Thursday, November 5, 2009

Hideaway

I'm 30 seconds into a nap to which I personally feel quite entitled. 5 classes in a row yesterday followed by shamisen practice has put the proverbial fork in this week. I'm just looking to curl up on some tatami with a pillow, and sleep until dinner. But lately there has been an ongoing rash of random people showing up at my house, not in any sort of coordinated way, just in a general karmic increase sort of way, and today will be no exception. I shamble over to where my front door is, swearing that if it's those Jehovah's witnesses again I'm going to invest in a better cover story than "sorry, I'm American." It actually worked surprisingly well, don't ask me why. I think they just read into it what they wanted. Knowing nods and "Oh of course, sorry to bother you."

So I open the door, preparing a volley of heretical barbs which would wither the pope himself, if only he could understand Japanese, but am instead delighted to find that the much awaited day where my students a) figure out where I live and b) muster the courage to come bother me, has arrived!
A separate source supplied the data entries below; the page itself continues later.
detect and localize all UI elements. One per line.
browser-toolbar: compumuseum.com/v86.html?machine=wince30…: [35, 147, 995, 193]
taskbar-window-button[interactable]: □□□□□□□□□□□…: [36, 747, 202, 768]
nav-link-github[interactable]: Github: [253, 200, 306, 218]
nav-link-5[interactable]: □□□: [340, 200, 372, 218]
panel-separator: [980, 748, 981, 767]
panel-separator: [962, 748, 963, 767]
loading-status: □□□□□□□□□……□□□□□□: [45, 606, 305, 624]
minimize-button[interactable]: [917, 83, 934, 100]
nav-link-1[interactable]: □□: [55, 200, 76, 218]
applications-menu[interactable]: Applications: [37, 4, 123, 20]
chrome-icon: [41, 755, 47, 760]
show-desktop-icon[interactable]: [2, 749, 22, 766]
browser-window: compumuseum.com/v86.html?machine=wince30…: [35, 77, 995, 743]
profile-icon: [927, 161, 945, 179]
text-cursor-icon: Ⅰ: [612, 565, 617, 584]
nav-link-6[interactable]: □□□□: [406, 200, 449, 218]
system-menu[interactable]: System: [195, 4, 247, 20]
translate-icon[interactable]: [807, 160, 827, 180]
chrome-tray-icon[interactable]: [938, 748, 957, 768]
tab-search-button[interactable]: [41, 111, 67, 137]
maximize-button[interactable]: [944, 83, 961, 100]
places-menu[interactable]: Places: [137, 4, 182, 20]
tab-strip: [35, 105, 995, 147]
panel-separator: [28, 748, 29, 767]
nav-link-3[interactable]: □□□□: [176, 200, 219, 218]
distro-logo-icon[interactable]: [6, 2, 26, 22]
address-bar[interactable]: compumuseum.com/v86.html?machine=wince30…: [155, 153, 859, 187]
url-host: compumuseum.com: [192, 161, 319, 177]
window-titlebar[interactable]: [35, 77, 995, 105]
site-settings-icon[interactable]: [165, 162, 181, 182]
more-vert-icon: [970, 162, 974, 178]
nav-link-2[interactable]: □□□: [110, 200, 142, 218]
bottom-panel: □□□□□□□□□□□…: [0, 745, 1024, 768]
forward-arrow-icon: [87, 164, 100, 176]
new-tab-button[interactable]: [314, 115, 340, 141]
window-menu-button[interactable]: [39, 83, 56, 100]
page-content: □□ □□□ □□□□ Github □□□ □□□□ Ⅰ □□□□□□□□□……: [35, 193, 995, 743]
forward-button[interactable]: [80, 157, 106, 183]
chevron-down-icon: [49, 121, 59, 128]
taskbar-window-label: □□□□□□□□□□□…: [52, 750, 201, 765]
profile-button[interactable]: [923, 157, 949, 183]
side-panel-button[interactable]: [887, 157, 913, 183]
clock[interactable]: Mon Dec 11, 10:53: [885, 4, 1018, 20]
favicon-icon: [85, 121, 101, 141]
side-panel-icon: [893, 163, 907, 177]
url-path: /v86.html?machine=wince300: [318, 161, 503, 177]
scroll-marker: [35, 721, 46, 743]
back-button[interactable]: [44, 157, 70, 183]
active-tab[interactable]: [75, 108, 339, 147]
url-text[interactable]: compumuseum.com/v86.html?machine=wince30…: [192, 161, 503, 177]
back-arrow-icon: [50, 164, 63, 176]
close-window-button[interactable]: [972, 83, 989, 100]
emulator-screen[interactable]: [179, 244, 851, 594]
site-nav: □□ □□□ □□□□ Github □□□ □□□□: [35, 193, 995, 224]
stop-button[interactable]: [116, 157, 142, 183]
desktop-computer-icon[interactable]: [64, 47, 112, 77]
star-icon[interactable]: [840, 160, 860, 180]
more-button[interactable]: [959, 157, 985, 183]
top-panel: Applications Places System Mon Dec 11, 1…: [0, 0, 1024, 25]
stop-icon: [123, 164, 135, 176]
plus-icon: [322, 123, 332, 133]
Three of the 3rd grade girls from the big elementary school who were at the kids' sumo tournament up the street have apparently taken it upon themselves to come, ring my doorbell, then engage in an intense whispered argument about which of them will talk to me. You'd think they'd have this figured out beforehand, but hey, maybe they had a brief moment of intense daring and could not stay their hand from the buzzer. I'm willing to give them that. Besides, they're setting a new standard for oh-my-gosh cuteness by nervously hopping around from foot-to-foot, trying desperately to get each other to say something, so I don't particularly mind. I am fairly certain a good 15 minutes of more-or-less silence passed while they tried to figure out just what the hell part 2 of their daring one-part-plan would be. I felt no particular need to speak, or give them a hand, as honestly I was preoccupied trying to keep the laughter from exploding, inflicting severe psychological trauma on the three of them.

Eventually some sort of consensus is reached and one of them stops fidgeting...relatively speaking:

"Are you coming to our school again?"

Awww.

Of course I am.

"Good. Bye bye!"

And they run like hell for the street.

1 comment:

  1. Jehovah's witnesses proselytizing in Japan, on your tiny hot island? Were they wearing suits? Or were you just kidding about them?

    Your little girls sound so cute.